Я подергал за ниточку, торчавшую из шва на простыне. Когда-то это была хорошая ткань – наверное, свадебный подарок, – но после стольких стирок в оцинкованном тазу протерлась почти насквозь. Беспомощно взглянув на мамины пальцы, я заметил, что они испачканы в чем-то черном. Перевел взгляд на ведерко, которое Бет наполнила дешевым мелким углем – мы пользовались им, как и многие обитатели Кони-Маунда. Несколько кусочков побольше обнаружились возле камина, а на тряпичном коврике рядом с кроватью лежали россыпью крошки. Я услышал, как что-то скребется в углу, и бросил туда взгляд, рассчитывая увидеть крысу или мышь. Но тварь, исчезнувшая в щели под деревянной стенной панелью, была многоногой и с гладкой, блестящей спинкой. Драконья вошь, откормленная безумием эфира до размеров, посрамляющих любое заурядное насекомое.

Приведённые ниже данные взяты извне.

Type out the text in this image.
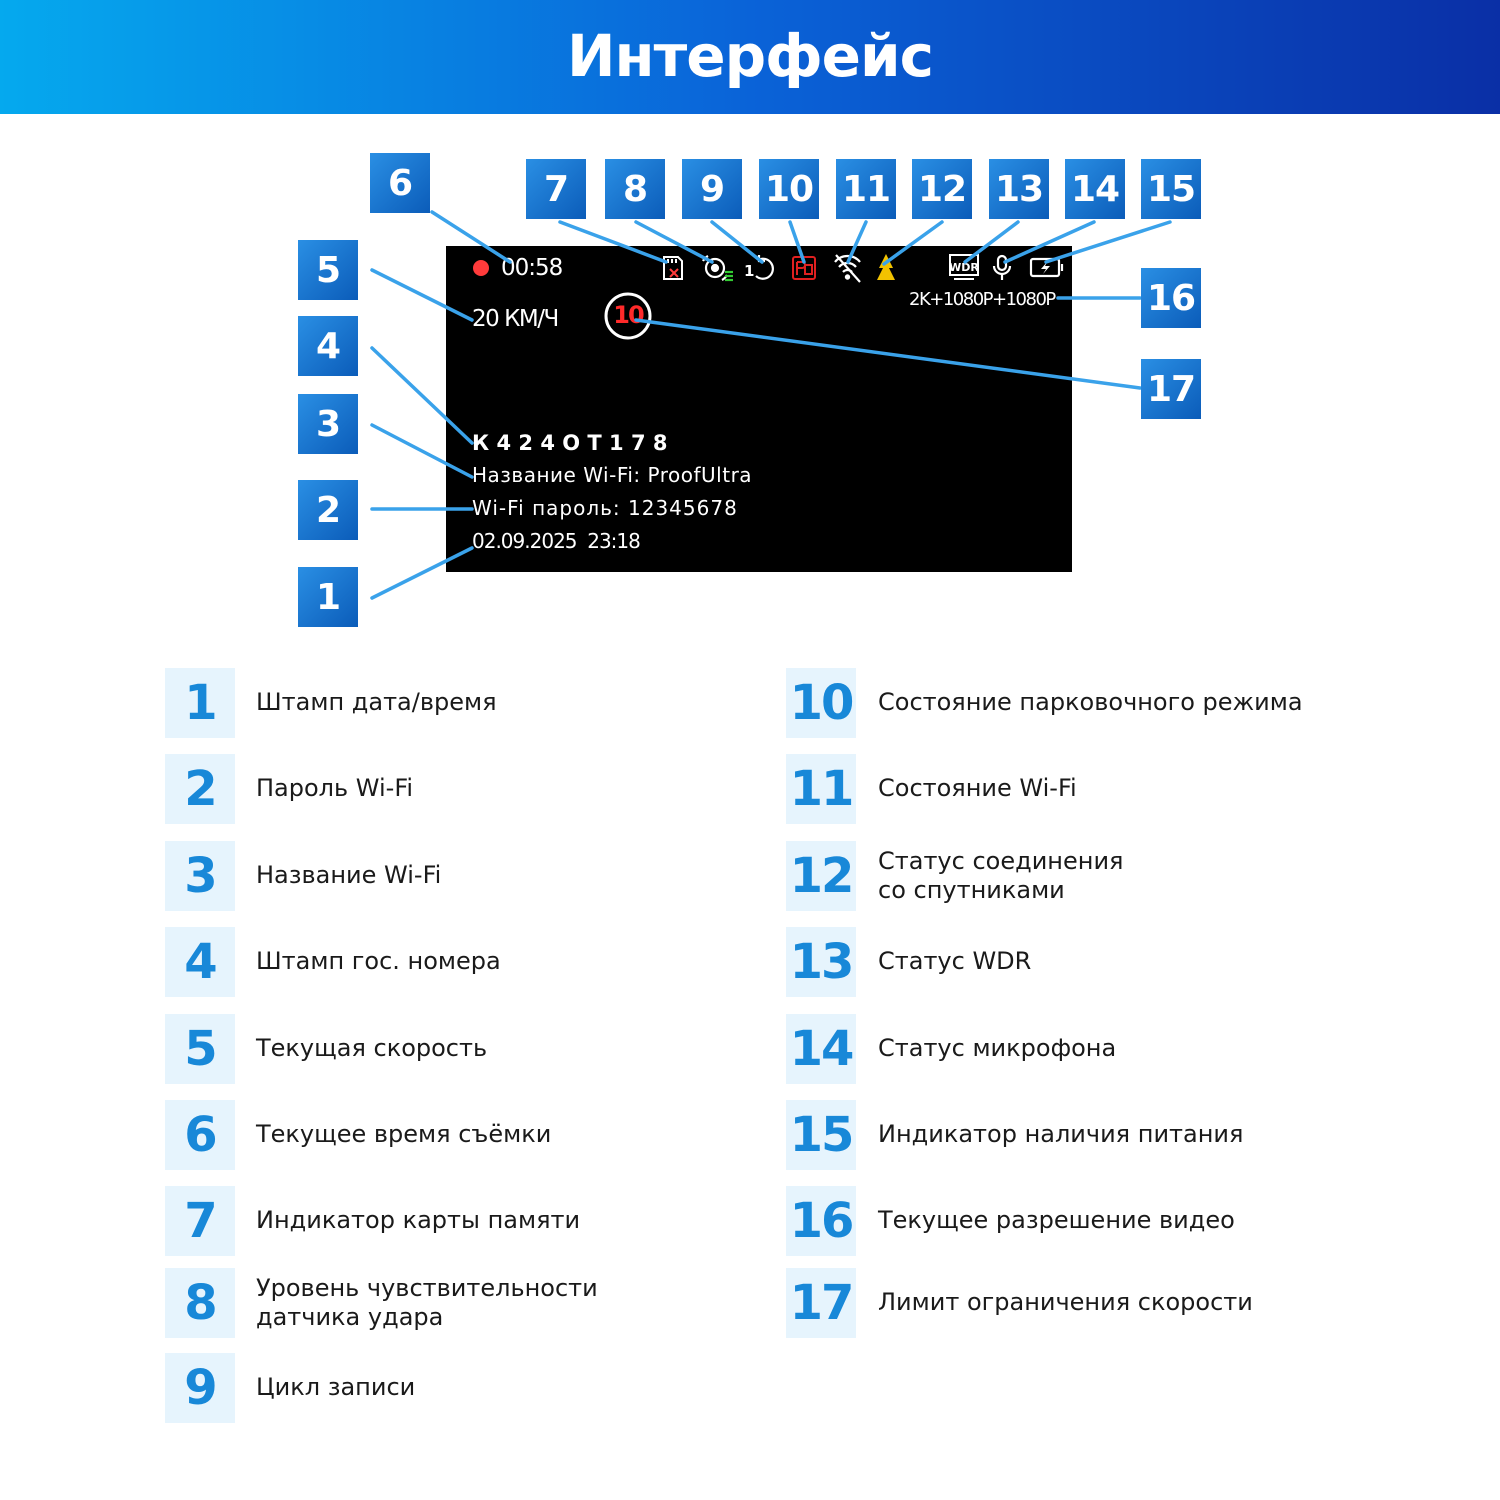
Интерфейс
1	WDR
00:58
20 КМ/Ч 10
2K+1080P+1080P
К 4 2 4 О Т 1 7 8
Название Wi-Fi: ProofUltra
Wi-Fi пароль: 12345678
02.09.2025  23:18
1
2
3
4
5
6	7	8	9	10 11 12 13 14 15
16
17
1	Штамп дата/время
2	Пароль Wi-Fi
3	Название Wi-Fi
4	Штамп гос. номера
5	Текущая скорость
6	Текущее время съёмки
7	Индикатор карты памяти
8	Уровень чувствительности
датчика удара
9	Цикл записи
10 Состояние парковочного режима
11 Состояние Wi-Fi
12 Статус соединения
со спутниками
13 Статус WDR
14 Статус микрофона
15 Индикатор наличия питания
16 Текущее разрешение видео
17 Лимит ограничения скорости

– В тот день, когда… – услышал я собственный голос со стороны.

– Какой день? – мама подняла руку, чтобы тыльной стороной ладони стереть с лица воображаемое пятно. – Ты про праздник Середины лета? Помнишь, было очень жарко, и мы отправились на займища, чтобы перед открытием ярмарки посмотреть на бедного старого дракона. Ты был таким…

– Я про день в этом году, когда мы ездили на поезде, мама! Это был четырехсменник, и я увидел, как из гильдейского дома вышел какой-то мужчина. Ты на него посмотрела, и… В общем, в тот полусменник, когда я побывал в «Модингли и Клотсоне», мы с ним познакомились. Его имя грандмастер Харрат, и он состоит в одной из великих гильдий. Он все время… ну, спрашивает, как у тебя дела. Кажется, он тебя знает.

Мама на некоторое время зажмурилась, после чего покачала головой.

– Нет, Роберт. Я понятия не имею, о ком ты говоришь.

Огонь сердито плюнул искрами. Поплыл дым. У меня защипало глаза.

– Но разве мы не могли бы…

– Не могли бы что, Роберт? – это прозвучало отстраненно и зло; мама внезапно сделалась совсем не похожей на человека, которого я как будто бы знал. – Вызвать тролльщика, чтобы он увел меня в тот жуткий приют? Продать меня какой-нибудь гильдии в качестве подопытной?

– Что бы ни случилось, – сказал я, – в чем бы ни была причина, она как-то связана с тем местом. С «Модингли и Клотсон». Они должны заплатить. Или ты могла бы сбежать с мистрис Саммертон и той девочкой, Аннализой, чтобы жить с ними. Ведь все не обязательно должно идти так, как сейчас? Ты же…

Мама вздохнула. Я понял, что эту тропинку истоптали так, что земля омертвела, став каменистой и бесплодной.

– А как насчет твоего отца, Роберт? Тебе не кажется, что в нынешних обстоятельствах, если мы начнем брыкаться и возмущаться, кое-кто попросту воспользуется любым предлогом, чтобы от него избавиться? Его вышвырнут, я застряла здесь, Бет связана по рукам и ногам, а ты, Роберт, будем честны, слишком молод, чтобы от тебя был какой-нибудь толк, не считая дурацких идей. По-твоему, чем все это обернется? Что с нами в конце концов случится? Лучше бы я не брала тебя с собой в Редхаус, к Аннализе и Мисси.

Я пожал плечами, задетый ее внезапным гневом.